Y yo me pregunto, ¿cómo es capaz de identificarse el hombre con una angustia vital que jamás ha existido?  Pues creándola y depositándola en la Naturaleza. El hombre es capaz de construir un dolor metafísico en un organismo incapaz de generar semejantes reflexiones. Y creérselo. Y pensar que un campo yermo puede germinar esa simiente. Más aún. Esa angustia vital irreal persiste incluso habiéndoselo auto-demostrado filosóficamente. Tan grande es su dolor.
El humano se distingue del resto de la Naturaleza por cosas como ésta. Y esto me lleva a pensar que al ser humano no le basta con hacer metafísica en el ámbito de su especie, coto exclusivo de la misma, por otra parte. El dolor resulta demasiado pesado para su sola especie. Y este horror al desamparo provoca que se invente un viento de abril que polinice de metafísica a todo ser vivo que le rodea.  

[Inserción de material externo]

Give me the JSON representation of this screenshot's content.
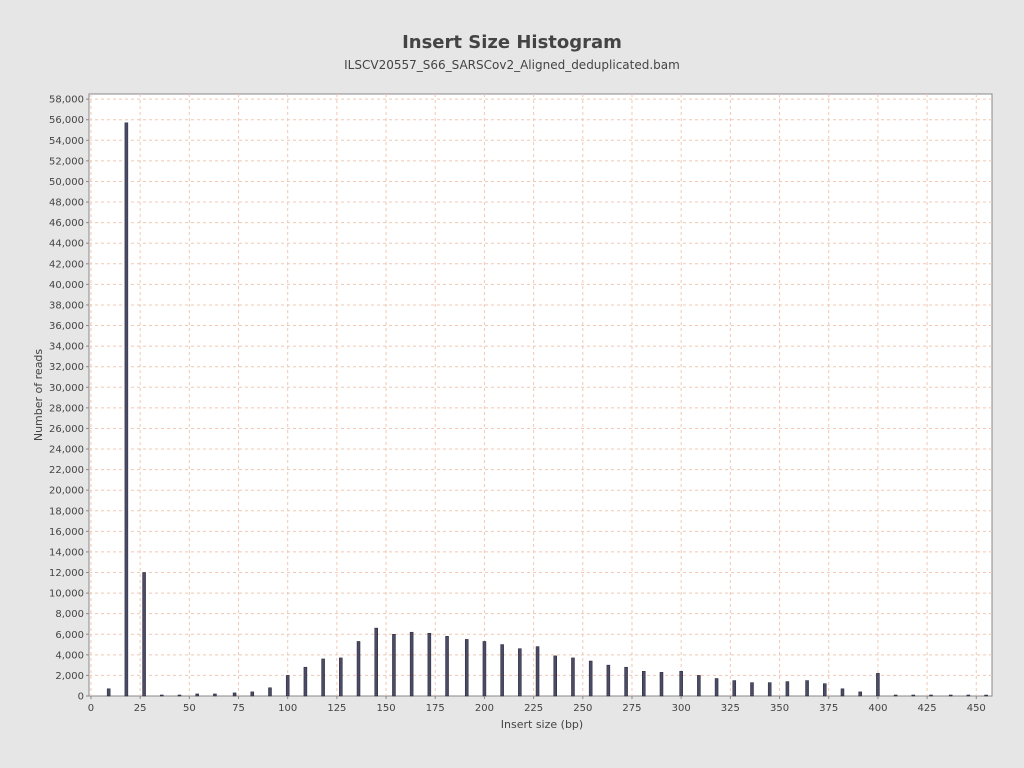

viernes, 22 de febrero de 2013

Ciudad Idea


Venía yo caminando por el Puente de las Flores. Como una pequeña onda expansiva que se aleja perezosamente del centro de la ciudad. El poniente aupaba los 21º reales de otro irreal mes de diciembre en Valencia. Cruzar un puente a pie resulta pesado pese a que al principio se aborda con entusiasmo. Para matar el tedio de los pasos no te queda otra que perder  la mirada por doquier. El criarme en el campo hace que aún mantenga el gesto natural de mirar hacia las alturas. En la ciudad la gente focaliza en línea recta. En crisis, hacia abajo. En el sentido de mi caminata lo más alto que percibí fue la torre del Palacio de la Exposición, una edificación preciosa. Gótico florido. Elegante huésped de la Exposición Universal de 1919. Regia torre con chorreras color pastel. Un bellezón.

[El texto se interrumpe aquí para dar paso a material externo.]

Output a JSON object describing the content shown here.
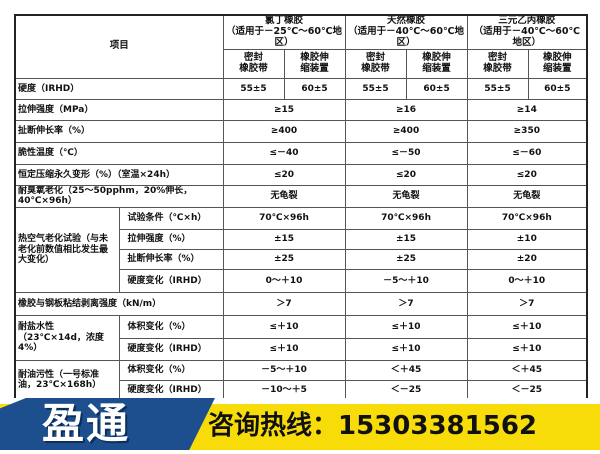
{
  "header": {
    "item_label": "项目",
    "groups": [
      {
        "name": "氯丁橡胶",
        "range": "（适用于－25℃～60℃地区）",
        "sub": [
          "密封\n橡胶带",
          "橡胶伸\n缩装置"
        ]
      },
      {
        "name": "天然橡胶",
        "range": "（适用于－40℃～60℃地区）",
        "sub": [
          "密封\n橡胶带",
          "橡胶伸\n缩装置"
        ]
      },
      {
        "name": "三元乙丙橡胶",
        "range": "（适用于－40℃～60℃地区）",
        "sub": [
          "密封\n橡胶带",
          "橡胶伸\n缩装置"
        ]
      }
    ]
  },
  "rows": [
    {
      "label": "硬度（IRHD）",
      "values": [
        "55±5",
        "60±5",
        "55±5",
        "60±5",
        "55±5",
        "60±5"
      ]
    },
    {
      "label": "拉伸强度（MPa）",
      "values": [
        "≥15",
        "≥16",
        "≥14"
      ]
    },
    {
      "label": "扯断伸长率（%）",
      "values": [
        "≥400",
        "≥400",
        "≥350"
      ]
    },
    {
      "label": "脆性温度（℃）",
      "values": [
        "≤－40",
        "≤－50",
        "≤－60"
      ]
    },
    {
      "label": "恒定压缩永久变形（%）（室温×24h）",
      "values": [
        "≤20",
        "≤20",
        "≤20"
      ]
    },
    {
      "label": "耐臭氧老化（25～50pphm，20%伸长，40℃×96h）",
      "values": [
        "无龟裂",
        "无龟裂",
        "无龟裂"
      ]
    },
    {
      "label": "热空气老化试验（与未老化前数值相比发生最大变化）",
      "subrows": [
        {
          "label": "试验条件（℃×h）",
          "values": [
            "70℃×96h",
            "70℃×96h",
            "70℃×96h"
          ]
        },
        {
          "label": "拉伸强度（%）",
          "values": [
            "±15",
            "±15",
            "±10"
          ]
        },
        {
          "label": "扯断伸长率（%）",
          "values": [
            "±25",
            "±25",
            "±20"
          ]
        },
        {
          "label": "硬度变化（IRHD）",
          "values": [
            "0～＋10",
            "－5～＋10",
            "0～＋10"
          ]
        }
      ]
    },
    {
      "label": "橡胶与钢板粘结剥离强度（kN/m）",
      "values": [
        "＞7",
        "＞7",
        "＞7"
      ]
    },
    {
      "label": "耐盐水性（23℃×14d，浓度4%）",
      "subrows": [
        {
          "label": "体积变化（%）",
          "values": [
            "≤＋10",
            "≤＋10",
            "≤＋10"
          ]
        },
        {
          "label": "硬度变化（IRHD）",
          "values": [
            "≤＋10",
            "≤＋10",
            "≤＋10"
          ]
        }
      ]
    },
    {
      "label": "耐油污性（一号标准油，23℃×168h）",
      "subrows": [
        {
          "label": "体积变化（%）",
          "values": [
            "－5～＋10",
            "＜＋45",
            "＜＋45"
          ]
        },
        {
          "label": "硬度变化（IRHD）",
          "values": [
            "－10～＋5",
            "＜－25",
            "＜－25"
          ]
        }
      ]
    }
  ],
  "banner": {
    "brand": "盈通",
    "hotline": "咨询热线：15303381562",
    "blue": "#1d4f8f",
    "yellow": "#f7dc0a"
  }
}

En el cénit de este éxtasis arquitectónico se me despertó esta refrescante idea: derribar todos los edificios antiguos de la ciudad. Y cuanto más antiguos, mejor. Todos. Aunque bien pensado, los seminuevos, también. Qué diablos, arrasaría con toda una ciudad para levantarla de nuevo de mano de jóvenes arquitectos que no tuvieran en su CV más que aquello proyectado en su imaginación. Qué audaces. Su sola directriz sería: “respetar el futuro”. Para evitar que estos arquitectos cayeran en la tentación de alimentar su ego, jamás sabrían que sus ciudades serían plasmadas en la realidad. Como en 'El juego de Ender', se les encargaría un proyecto al modo final de carrera. Ellos, pensando que no trascenderían el ámbito académico, que no traspasaría la teoría del aula, liberarían todo su potencial creativo sin ataduras, sin mermas ni desviaciones psicológicas. Y a esa ciudad la llamaría Ciudad Idea.

En ella los políticos no habrían ejercido antes. Y, como en la República de Platón, ni tocarían ni tendrían contacto con el dinero. Además, la amalgama de proyectos que hoy en día se confinan 'laboratorios' de carácter efímero y lugares abandonados de la urbe, adquirirían en Ciudad Idea carácter de arquitectura permanente. Y cuando abuelos, hijos y nietos hubieran crecido al amparo de ella… La volveríamos a derribar toda para que las nuevas ideas, para que la nueva Ciudad Idea se expresara en la realidad.